The specific purpose of the founding was "to promise aid and succour to Amaury de Montfort and his heirs, for the defence of his person and domains" and as inquisitors for the "seeking out and destruction of evil heretics and their lands and also of those who rebel against the faith of the holy church." This was confirmed by Honorius in two letters of the summer of 1221. The order has been described as a penitential confraternity rather than a full-fledged military order, but nevertheless it was founded at the height of the Albigensian Crusade to fight Catharism and had requested of the pope the right to fight in Languedoc like the Templars did in the Holy Land. Its first master was Pierre Savary (Peter Savaric), who called himself the "humble and poor master of the militia of the order of the faith of Jesus Christ" in a document of Carcassonne dated 9 February 1221. Despite the formal organisation and the papal approval, it seems that Conrad of Urach intended to disband the order when it was no longer needed, for in February 1221 he ordered that all lands which had been or would be granted it by Amaury or any other patron should revert to the donors.

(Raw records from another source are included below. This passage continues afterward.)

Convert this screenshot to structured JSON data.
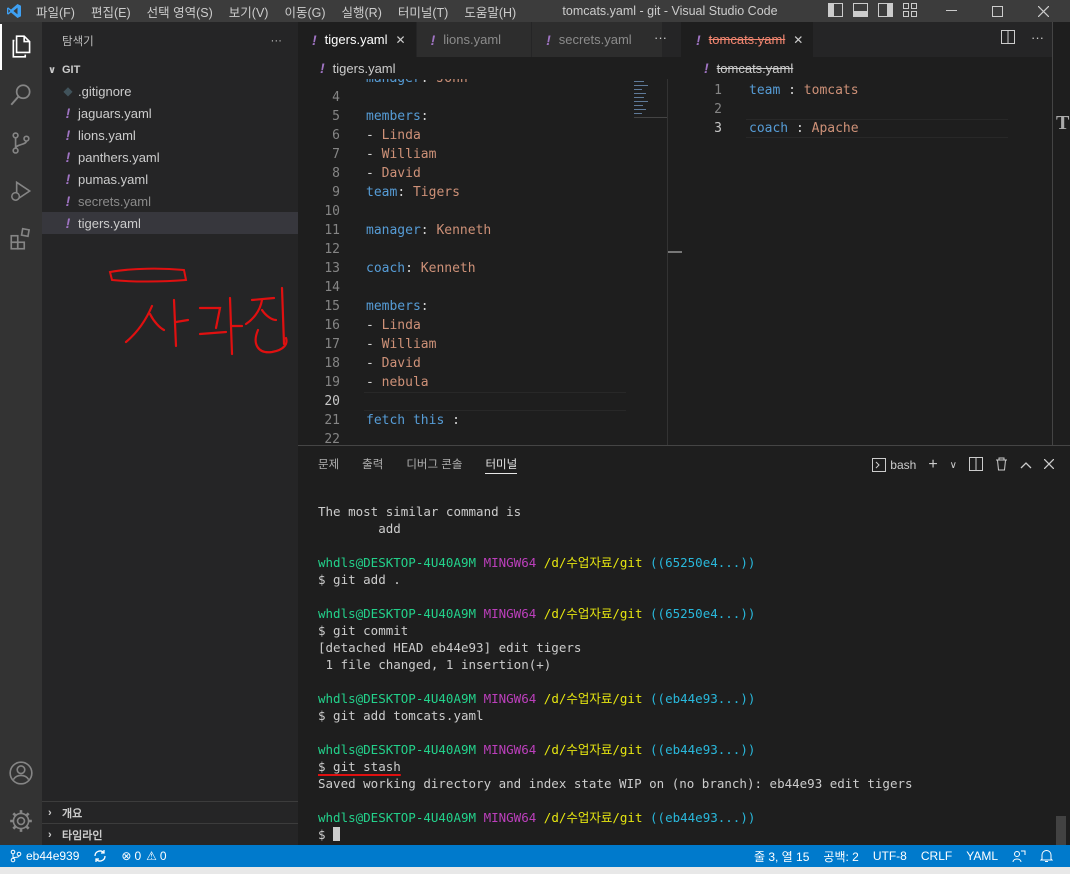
{
  "titlebar": {
    "menu": [
      "파일(F)",
      "편집(E)",
      "선택 영역(S)",
      "보기(V)",
      "이동(G)",
      "실행(R)",
      "터미널(T)",
      "도움말(H)"
    ],
    "window_title": "tomcats.yaml - git - Visual Studio Code"
  },
  "sidebar": {
    "header": "탐색기",
    "header_more": "···",
    "section": "GIT",
    "files": [
      {
        "name": ".gitignore",
        "icon": "git-file-icon"
      },
      {
        "name": "jaguars.yaml",
        "icon": "yaml-exclamation-icon"
      },
      {
        "name": "lions.yaml",
        "icon": "yaml-exclamation-icon"
      },
      {
        "name": "panthers.yaml",
        "icon": "yaml-exclamation-icon"
      },
      {
        "name": "pumas.yaml",
        "icon": "yaml-exclamation-icon"
      },
      {
        "name": "secrets.yaml",
        "icon": "yaml-exclamation-icon"
      },
      {
        "name": "tigers.yaml",
        "icon": "yaml-exclamation-icon"
      }
    ],
    "outline_label": "개요",
    "timeline_label": "타임라인",
    "handwritten_note": "사라짐"
  },
  "editor1": {
    "tabs": [
      {
        "label": "tigers.yaml",
        "active": true
      },
      {
        "label": "lions.yaml",
        "active": false
      },
      {
        "label": "secrets.yaml",
        "active": false
      }
    ],
    "breadcrumb": "tigers.yaml",
    "lines": [
      {
        "n": "",
        "key": "manager",
        "val": "John"
      },
      {
        "n": "4",
        "key": "",
        "val": ""
      },
      {
        "n": "5",
        "key": "members",
        "val": ""
      },
      {
        "n": "6",
        "item": "Linda"
      },
      {
        "n": "7",
        "item": "William"
      },
      {
        "n": "8",
        "item": "David"
      },
      {
        "n": "9",
        "key": "team",
        "val": "Tigers"
      },
      {
        "n": "10"
      },
      {
        "n": "11",
        "key": "manager",
        "val": "Kenneth"
      },
      {
        "n": "12"
      },
      {
        "n": "13",
        "key": "coach",
        "val": "Kenneth"
      },
      {
        "n": "14"
      },
      {
        "n": "15",
        "key": "members",
        "val": ""
      },
      {
        "n": "16",
        "item": "Linda"
      },
      {
        "n": "17",
        "item": "William"
      },
      {
        "n": "18",
        "item": "David"
      },
      {
        "n": "19",
        "item": "nebula"
      },
      {
        "n": "20"
      },
      {
        "n": "21",
        "key": "fetch this ",
        "val": ""
      },
      {
        "n": "22"
      }
    ],
    "current_line": "20"
  },
  "editor2": {
    "tab": "tomcats.yaml",
    "breadcrumb": "tomcats.yaml",
    "lines": [
      {
        "n": "1",
        "key": "team ",
        "val": "tomcats"
      },
      {
        "n": "2"
      },
      {
        "n": "3",
        "key": "coach ",
        "val": "Apache"
      }
    ],
    "current_line": "3"
  },
  "panel": {
    "tabs": [
      "문제",
      "출력",
      "디버그 콘솔",
      "터미널"
    ],
    "active_tab": "터미널",
    "shell": "bash",
    "terminal_lines": [
      {
        "type": "text",
        "text": "The most similar command is"
      },
      {
        "type": "text",
        "text": "        add"
      },
      {
        "type": "blank"
      },
      {
        "type": "prompt",
        "user": "whdls@DESKTOP-4U40A9M",
        "env": "MINGW64",
        "path": "/d/수업자료/git",
        "branch": "((65250e4...))"
      },
      {
        "type": "text",
        "text": "$ git add ."
      },
      {
        "type": "blank"
      },
      {
        "type": "prompt",
        "user": "whdls@DESKTOP-4U40A9M",
        "env": "MINGW64",
        "path": "/d/수업자료/git",
        "branch": "((65250e4...))"
      },
      {
        "type": "text",
        "text": "$ git commit"
      },
      {
        "type": "text",
        "text": "[detached HEAD eb44e93] edit tigers"
      },
      {
        "type": "text",
        "text": " 1 file changed, 1 insertion(+)"
      },
      {
        "type": "blank"
      },
      {
        "type": "prompt",
        "user": "whdls@DESKTOP-4U40A9M",
        "env": "MINGW64",
        "path": "/d/수업자료/git",
        "branch": "((eb44e93...))"
      },
      {
        "type": "text",
        "text": "$ git add tomcats.yaml"
      },
      {
        "type": "blank"
      },
      {
        "type": "prompt",
        "user": "whdls@DESKTOP-4U40A9M",
        "env": "MINGW64",
        "path": "/d/수업자료/git",
        "branch": "((eb44e93...))"
      },
      {
        "type": "text",
        "text": "$ git stash",
        "underline": true
      },
      {
        "type": "text",
        "text": "Saved working directory and index state WIP on (no branch): eb44e93 edit tigers"
      },
      {
        "type": "blank"
      },
      {
        "type": "prompt",
        "user": "whdls@DESKTOP-4U40A9M",
        "env": "MINGW64",
        "path": "/d/수업자료/git",
        "branch": "((eb44e93...))"
      },
      {
        "type": "cursor",
        "text": "$ "
      }
    ]
  },
  "status": {
    "branch": "eb44e939",
    "errors": "0",
    "warnings": "0",
    "position": "줄 3, 열 15",
    "spaces": "공백: 2",
    "encoding": "UTF-8",
    "eol": "CRLF",
    "language": "YAML"
  },
  "colors": {
    "statusbar": "#007acc",
    "yaml_key": "#569cd6",
    "yaml_value": "#ce9178",
    "annotation_red": "#e01010"
  }
}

==Merger with the Dominicans==
It has been asserted that a letter of Gregory IX in 1231 shows the Militia, lacking even support from Amaury, being merged into the Order of Santiago, but the militia being referred to is the Order of the Faith and Peace and not the Faith of Jesus Christ. It has also been asserted that the Militia was brought across the Alps and established in Italy as the Milizia di Gesù Cristo, but the soundness of this hypothesis is unknown. Neither Militia should be confused with the modern Militia Jesu Christi, which is unaffiliated with either. Nor is the Militia to be confused with the 19th-century Italian movement known as the Order of the Holy Ghost or Santafedisti, though there were some commonalities.

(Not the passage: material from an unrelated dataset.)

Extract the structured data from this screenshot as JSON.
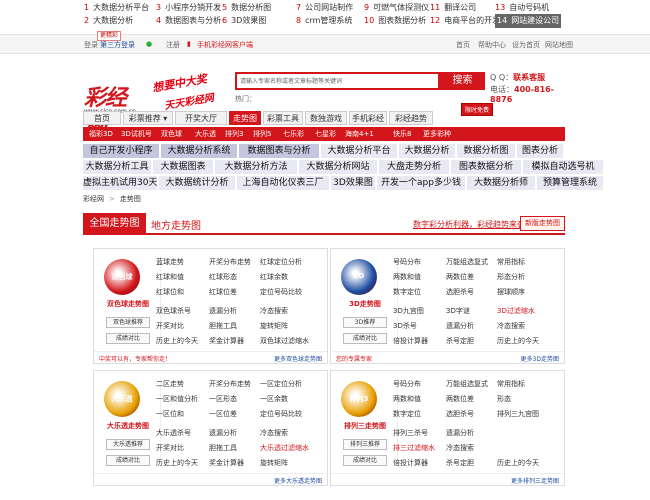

The Militia of the Faith of Jesus Christ appears to have been under heavy Dominican influence at this time. In a bull of 18 May 1235, Gregory IX confided the Militia to the care of Jordan of Saxony, second master-general of the Dominican Order. In the same year he decreed for the knights a Dominican-inspired habit of black and white. Lastly, the Militia was very largely influenced by a famous Dominican, Bartolomeo of Braganza (or of Vicenza).

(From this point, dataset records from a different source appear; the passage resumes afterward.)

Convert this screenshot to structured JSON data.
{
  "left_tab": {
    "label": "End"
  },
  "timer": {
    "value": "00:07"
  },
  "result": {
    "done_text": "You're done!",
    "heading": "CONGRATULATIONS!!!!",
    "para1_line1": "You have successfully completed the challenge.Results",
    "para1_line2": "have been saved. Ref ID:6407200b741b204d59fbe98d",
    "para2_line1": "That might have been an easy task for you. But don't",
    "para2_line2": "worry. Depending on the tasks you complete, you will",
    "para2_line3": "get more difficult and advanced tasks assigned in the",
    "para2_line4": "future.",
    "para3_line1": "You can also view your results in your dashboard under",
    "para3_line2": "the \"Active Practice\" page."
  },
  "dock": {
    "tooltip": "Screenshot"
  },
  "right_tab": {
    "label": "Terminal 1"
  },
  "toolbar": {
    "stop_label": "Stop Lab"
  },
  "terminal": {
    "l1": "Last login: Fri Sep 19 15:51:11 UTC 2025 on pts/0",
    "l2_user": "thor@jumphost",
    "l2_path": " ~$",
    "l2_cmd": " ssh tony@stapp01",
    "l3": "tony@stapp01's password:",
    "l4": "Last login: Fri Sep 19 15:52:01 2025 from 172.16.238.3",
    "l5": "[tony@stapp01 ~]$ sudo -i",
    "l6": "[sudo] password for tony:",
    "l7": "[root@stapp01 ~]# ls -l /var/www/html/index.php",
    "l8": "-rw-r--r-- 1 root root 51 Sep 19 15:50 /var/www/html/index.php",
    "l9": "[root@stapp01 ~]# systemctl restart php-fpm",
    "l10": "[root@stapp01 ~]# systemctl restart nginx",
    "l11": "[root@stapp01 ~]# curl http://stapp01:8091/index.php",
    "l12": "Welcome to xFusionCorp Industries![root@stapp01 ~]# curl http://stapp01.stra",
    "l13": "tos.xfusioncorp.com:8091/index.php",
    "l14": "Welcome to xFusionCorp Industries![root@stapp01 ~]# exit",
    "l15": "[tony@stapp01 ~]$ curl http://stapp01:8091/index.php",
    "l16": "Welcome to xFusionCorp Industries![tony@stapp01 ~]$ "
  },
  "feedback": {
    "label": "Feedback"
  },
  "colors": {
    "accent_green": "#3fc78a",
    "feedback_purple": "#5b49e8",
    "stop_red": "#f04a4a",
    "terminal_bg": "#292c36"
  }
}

According to the research of Raymund of Capua, who became a Dominican about 1350, the Militia was merged with the Dominican Order of Penance (Ordo de Poenitentia Sancti Dominici) to form the Third Order of Saint Dominic. The constitutions of the two orders, that of Gregory IX for the Militia in 1235 and that of Muñón de Zamora for the Order of Penance in 1285, were very similar, though Muñón de Zamora expressly forbids the carrying of arms except in defence of the Church, which may have covered the Militia's activities. According to later Bollandist historiography, the amalgamation of the orders became general in the 14th century.